If you have a question that is not answered below, please open an issue on GitHub and we will answer it as soon as possible. You can also sent us an email, but we will usually answer faster on GitHub.

Open an issue on GitHub
How is the score for a model-attack-pair calculated?
For each test image we run the attack against the model and record the L2-norm of the smallest perturbation that leads to misclassification. The score is given by the median of the L2-norms across images.
How is the total score of a model calculated?
For each test image we run all attacks against the model and record the L2-norm of the smallest perturbation that leads to misclassification found by any attack. The score is given by the median of the L2-norms across images.
How is the total score of an attack calculated?
The total score of an attack is just the average of the corresponding model-attack-pair scores.
Will the winner receive prize money?
There is no prize money. The Robust Vision Benchmark is a continuously running benchmark that tracks the state of the art. If you would like to sponsor a prize, please contact us.
Why should I submit my attack?
It's the easiest way to show the effectiveness of your attack.
Why should I submit my model?
It's the best way to demonstrate your model’s robustness.
What about other adversarial criteria such as targeted misclassification?

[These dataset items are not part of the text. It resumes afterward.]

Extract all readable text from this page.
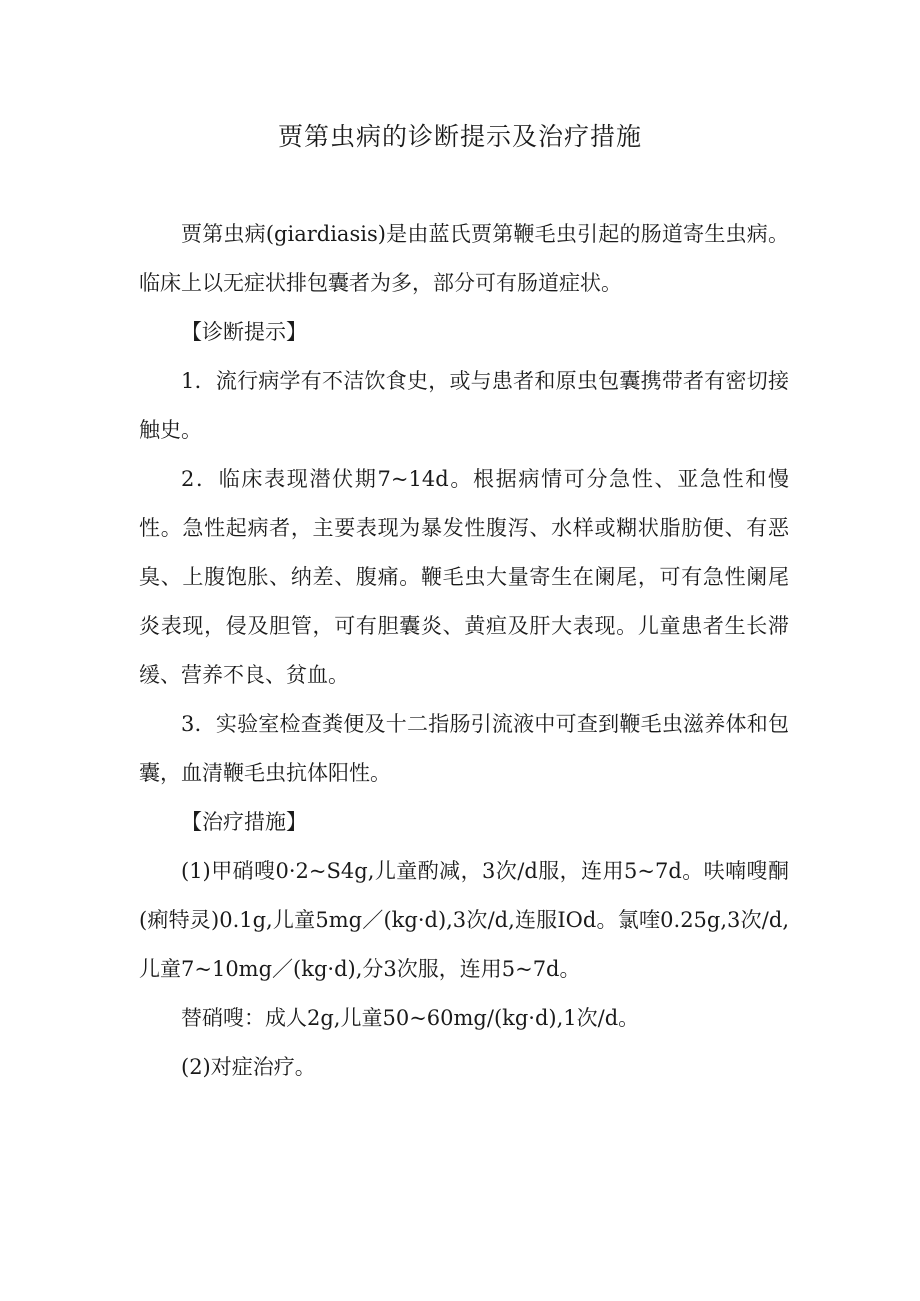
贾第虫病的诊断提示及治疗措施

贾第虫病(giardiasis)是由蓝氏贾第鞭毛虫引起的肠道寄生虫病。临床上以无症状排包囊者为多，部分可有肠道症状。

【诊断提示】

1．流行病学有不洁饮食史，或与患者和原虫包囊携带者有密切接触史。

2．临床表现潜伏期7~14d。根据病情可分急性、亚急性和慢性。急性起病者，主要表现为暴发性腹泻、水样或糊状脂肪便、有恶臭、上腹饱胀、纳差、腹痛。鞭毛虫大量寄生在阑尾，可有急性阑尾炎表现，侵及胆管，可有胆囊炎、黄疸及肝大表现。儿童患者生长滞缓、营养不良、贫血。

3．实验室检查粪便及十二指肠引流液中可查到鞭毛虫滋养体和包囊，血清鞭毛虫抗体阳性。

【治疗措施】

(1)甲硝嗖0·2~S4g,儿童酌减，3次/d服，连用5~7d。呋喃嗖酮(痢特灵)0.1g,儿童5mg／(kg·d),3次/d,连服IOd。氯喹0.25g,3次/d,儿童7~10mg／(kg·d),分3次服，连用5~7d。

替硝嗖：成人2g,儿童50~60mg/(kg·d),1次/d。

(2)对症治疗。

We plan to add more challenges in the future. Please let us know which challenges you would like to see.
Why are you doing this?
The susceptibility of deep neural networks to adversarial examples exposes one of the most striking differences in the sensory decision making of humans and machines. While there have been efforts to increase the robustness of ML models, the current state of the field and the actual progress being made is unclear. We believe that the best way to measure the robustness of ML models is to apply all possible adversarials attacks and to measure the smallest perturbations to which a model is susceptible. To make this practical we recently open-sourced Foolbox. This benchmark takes this idea even further: to prove the robustness of a model it should not only withstand existing attacks (which can easily be made failing) but it should also withstand the scrutiny of novel attacks (that might be specifically designed for that model). In addition, this benchmark also allows us to quantitatively compare attacks across a wide variety of models.